LONDON — Theresa May may be a politician who keeps her cards close to her chest, but she has always been open about her deep love of fashion.
Wearing leopard-print shoes, tartan checks, leather jackets and stark pieces of statement jewelry, Mrs. May has consistently pushed the boundaries of conventional attire for female politicians. A pioneer for a new age in power dressing, she has long made a point of defying received wisdom that women should simply imitate the suit-centered uniforms of male leaders — though tweaked with a slightly brighter color palette. In 2014, when interviewed on the BBC Radio program “Desert Island Discs,” she declared that her choice of a desert island luxury item would be a lifetime subscription to Vogue.
So it seemed fitting that this week Mrs. May became the first British prime minister to be featured in the American pages of the world’s best-known fashion magazine, taking part in an interview and also a glossy photo shoot by Annie Leibovitz for that magazine’s April edition.
Despite an initial speculative frenzy when news of the shoot first broke in January, Mrs. May was not the cover star. Suggestive of the diversified power axes covered by Vogue and those that appeal to its readers, that spot was taken by Selena Gomez, the most followed person on Instagram.
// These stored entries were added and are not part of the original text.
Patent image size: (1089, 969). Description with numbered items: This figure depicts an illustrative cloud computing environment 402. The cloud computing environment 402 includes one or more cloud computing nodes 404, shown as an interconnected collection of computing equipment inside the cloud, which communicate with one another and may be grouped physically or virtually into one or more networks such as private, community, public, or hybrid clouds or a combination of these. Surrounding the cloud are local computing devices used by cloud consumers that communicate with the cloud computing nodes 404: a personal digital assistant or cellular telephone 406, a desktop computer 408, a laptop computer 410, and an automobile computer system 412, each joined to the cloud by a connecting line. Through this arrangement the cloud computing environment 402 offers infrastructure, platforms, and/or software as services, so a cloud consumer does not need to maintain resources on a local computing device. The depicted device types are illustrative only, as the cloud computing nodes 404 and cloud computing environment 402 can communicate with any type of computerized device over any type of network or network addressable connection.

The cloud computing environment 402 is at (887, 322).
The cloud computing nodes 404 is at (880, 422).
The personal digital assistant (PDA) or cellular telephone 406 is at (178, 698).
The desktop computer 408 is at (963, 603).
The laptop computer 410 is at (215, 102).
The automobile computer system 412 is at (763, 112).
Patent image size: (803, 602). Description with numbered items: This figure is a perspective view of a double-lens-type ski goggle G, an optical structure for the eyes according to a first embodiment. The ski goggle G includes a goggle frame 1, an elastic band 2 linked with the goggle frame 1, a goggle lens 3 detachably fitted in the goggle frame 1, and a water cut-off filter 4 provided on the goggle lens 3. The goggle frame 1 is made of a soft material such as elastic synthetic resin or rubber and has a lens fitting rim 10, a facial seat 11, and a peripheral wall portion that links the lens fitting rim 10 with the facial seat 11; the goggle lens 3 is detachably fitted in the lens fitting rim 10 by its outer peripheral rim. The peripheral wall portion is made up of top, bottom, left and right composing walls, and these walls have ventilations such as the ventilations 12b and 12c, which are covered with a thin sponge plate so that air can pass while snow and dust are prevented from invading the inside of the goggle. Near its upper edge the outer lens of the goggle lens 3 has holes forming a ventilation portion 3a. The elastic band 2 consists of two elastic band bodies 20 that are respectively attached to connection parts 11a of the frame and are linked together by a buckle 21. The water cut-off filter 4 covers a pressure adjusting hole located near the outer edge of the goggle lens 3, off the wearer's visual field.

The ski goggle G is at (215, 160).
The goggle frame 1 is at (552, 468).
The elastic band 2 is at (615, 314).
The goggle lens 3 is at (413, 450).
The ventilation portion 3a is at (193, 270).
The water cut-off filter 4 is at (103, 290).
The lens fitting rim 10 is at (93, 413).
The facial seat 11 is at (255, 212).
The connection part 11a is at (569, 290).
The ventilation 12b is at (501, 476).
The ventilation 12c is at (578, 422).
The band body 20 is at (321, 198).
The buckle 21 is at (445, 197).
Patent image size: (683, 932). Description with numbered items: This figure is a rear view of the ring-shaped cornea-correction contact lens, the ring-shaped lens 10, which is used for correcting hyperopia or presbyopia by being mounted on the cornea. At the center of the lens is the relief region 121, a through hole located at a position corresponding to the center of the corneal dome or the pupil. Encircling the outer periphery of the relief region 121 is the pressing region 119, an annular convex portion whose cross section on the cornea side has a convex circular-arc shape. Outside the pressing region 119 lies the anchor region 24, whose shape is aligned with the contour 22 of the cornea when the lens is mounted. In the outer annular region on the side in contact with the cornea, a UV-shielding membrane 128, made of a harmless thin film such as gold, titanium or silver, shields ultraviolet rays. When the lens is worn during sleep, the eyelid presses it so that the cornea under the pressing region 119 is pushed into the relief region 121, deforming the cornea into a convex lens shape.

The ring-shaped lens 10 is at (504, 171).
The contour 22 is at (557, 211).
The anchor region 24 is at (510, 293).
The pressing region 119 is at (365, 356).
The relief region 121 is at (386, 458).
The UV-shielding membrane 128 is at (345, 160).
And the interview itself held surprises. Mrs. May spoke about a range of topics, such as holding President Trump’s hand (“he was being a gentleman,” she said) and her husband’s prowess in the kitchen (he makes a mean mushroom risotto). She mentioned her penchant for the American crime show “NCIS,” and tackled the constant comparisons between her and the only other female British prime minister, Margaret Thatcher.
“There can only ever be one Margaret Thatcher,” she said stiffly. “I’m Theresa May. I do things my way.”
Still, Mrs. May was less punchy when it came to what she wore for the photographs, taken in January at Chequers, the prime minister’s country retreat. In one shot, strolling in a field with her husband, Philip, she wore a 400-pound (or $498) scarlet coat by Egg, with a custom cashmere sweater from Sine by Egg and a pair of her own knee-high patent leather boots by Russell & Bromley. In another, sitting on a plush green sofa and cupping her face with one hand (sporting bright fuchsia nails), she wore a navy dress (£225, or $280) and matching coat (£425, or $529) by the British workwear label LK Bennett, the perennial provider of nude pumps to the Duchess of Cambridge.
Some in the fashion industry might have pouted that there wasn’t a higher-profile British brand in the mix — think Burberry, Mulberry or Christopher Kane. But those labels charge sky-high prices. Mrs. May deliberately opted to fly the flag for smaller British businesses, ones that offer more understated, and accessibly priced, options for working wardrobe chic. The clothes clearly stand for the way in which she wants her leadership to be perceived: low-key, unflashy yet alluringly slick and fully capable of getting the job done.
With personal style an increasingly powerful form of political communication, the reasons for such choices are clear. On March 29 she is expected to invoke Article 50, beginning talks for a British exit from the European Union, so Mrs. May clearly wants to be perceived as someone with her feet firmly on the ground.
And despite her best efforts, her bold fashion tastes have created some missteps in the past. In December, she set off a row on Downing Street after wearing £955 Amanda Wakeley “bitter chocolate” leather trousers during a photo shoot for The Sunday Times Magazine. Her choice was criticized by Nicky Morgan, a Conservative member of Parliament, who said she had never spent that much on a piece of clothing apart from her wedding dress.
Speaking about the episode in Vogue, Mrs. May remained predictably defiant: “Throughout my political career, people have commented on what I wear. That’s just something that happens, and you accept that.”
Ignoring British newspaper headlines suggesting that her Vogue cameo during times of such political uncertainty was self-indulgent and frivolous, she added: “It doesn’t stop me from going out and enjoying fashion. And I also think it’s important to be able to show that a woman can do a job like this and still be interested in clothes.”